I finished Devil's Despair. I'm thrilled with the ending and the way the story wrapped up and so far my beta readers seem to be liking it. I'm slowly working through the chapters and editing them so that they'll be shiny and clean before I send it off to the publisher. I expect this process to take 45-60 days at least. That's a lofty goal for fully editing with three betas.
That's not the problem. The problem is Book #3, Titled Devil's Redemption. I'm 12,000 words into it, which isn't chump change by any stretch of the imagination, but it's stalled.
I want to write. I love writing and spinning the story. Each time I write a book, I feel privileged to be the one who gets to tell these amazing stories of people I wish really existed. I'm lucky to be able to immerse myself in another world. And yet, I sit and stare at those 12k words, happy with them, and unable to continue. Not because I don't want to, or because I don't know where I want the story to go, but because I don't seem to be able to make my fingers move.
I blame it on editing.
Typos are natural. My characters have "waffled" instead of "wavered", driven "cats" instead of "cars" and somehow known English when they're time-traveling from 30 B.C. Greece. Yeah, it happened.(sidenote: said character is a witch who had been training for said time traveling for 25 years, which is highly sufficient to learn a language)

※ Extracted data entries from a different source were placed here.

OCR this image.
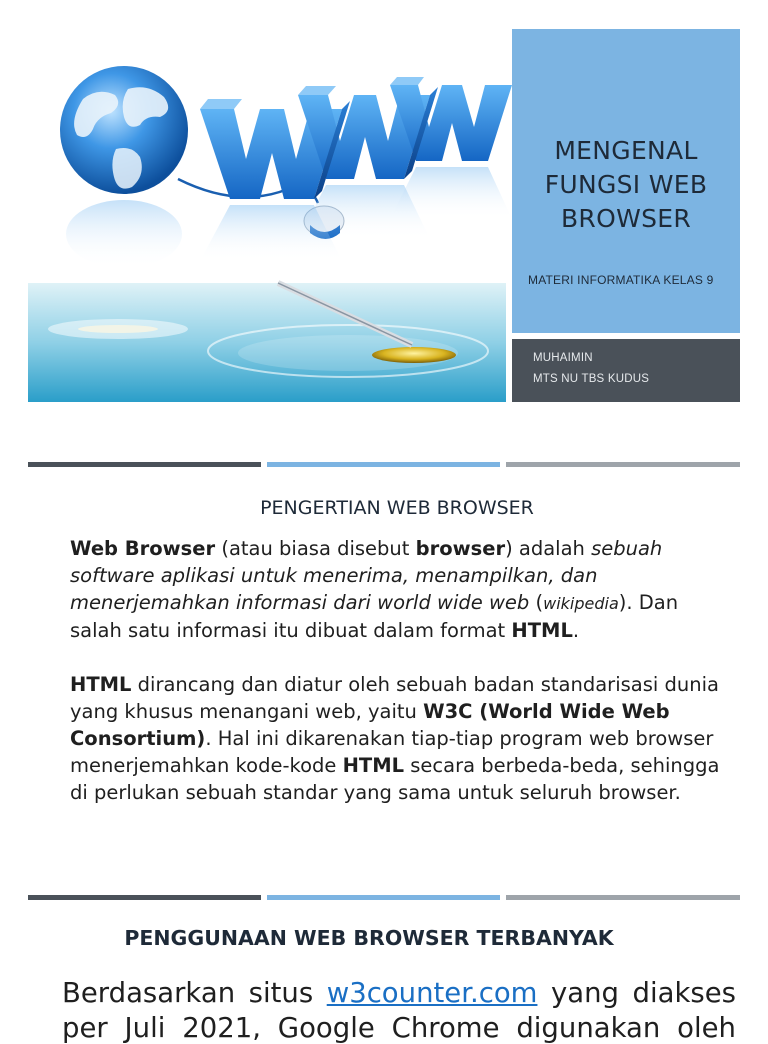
MENGENAL
FUNGSI WEB
BROWSER
MATERI INFORMATIKA KELAS 9
MUHAIMIN
MTS NU TBS KUDUS
PENGERTIAN WEB BROWSER

Web Browser (atau biasa disebut browser) adalah sebuah software aplikasi untuk menerima, menampilkan, dan menerjemahkan informasi dari world wide web (wikipedia). Dan salah satu informasi itu dibuat dalam format HTML.

HTML dirancang dan diatur oleh sebuah badan standarisasi dunia yang khusus menangani web, yaitu W3C (World Wide Web Consortium). Hal ini dikarenakan tiap-tiap program web browser menerjemahkan kode-kode HTML secara berbeda-beda, sehingga di perlukan sebuah standar yang sama untuk seluruh browser.

PENGGUNAAN WEB BROWSER TERBANYAK
Berdasarkan situs w3counter.com yang diakses
per Juli 2021, Google Chrome digunakan oleh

The point of this rambling is this: typos discourage me. I'm a perfectionist. Every time one of my betas marks an error, it depresses me. The bigger the typo, the worse it bothers. My biggest thing is my propensity to begin sentences with conjunctions. I was so aware of that during the writing of the second novel, that every time a conjunction is marked in this book, it just makes me feel as if I'm not making progress. I know it's not true. I have gone from 50+ per chapter to 2-3. That's a HUGE improvement, but it's something I've worked so hard on it that every time I fail, it feels like some personal shortcoming of mine as a writer and makes it hard for me to keep going on my current works.
The question then becomes: what do I do about it?
I wish I had the answer. For now, I keep trying to write, working on the editing and hoping that the desire to write the story will eventually overcome the pangs I feel when I make an error.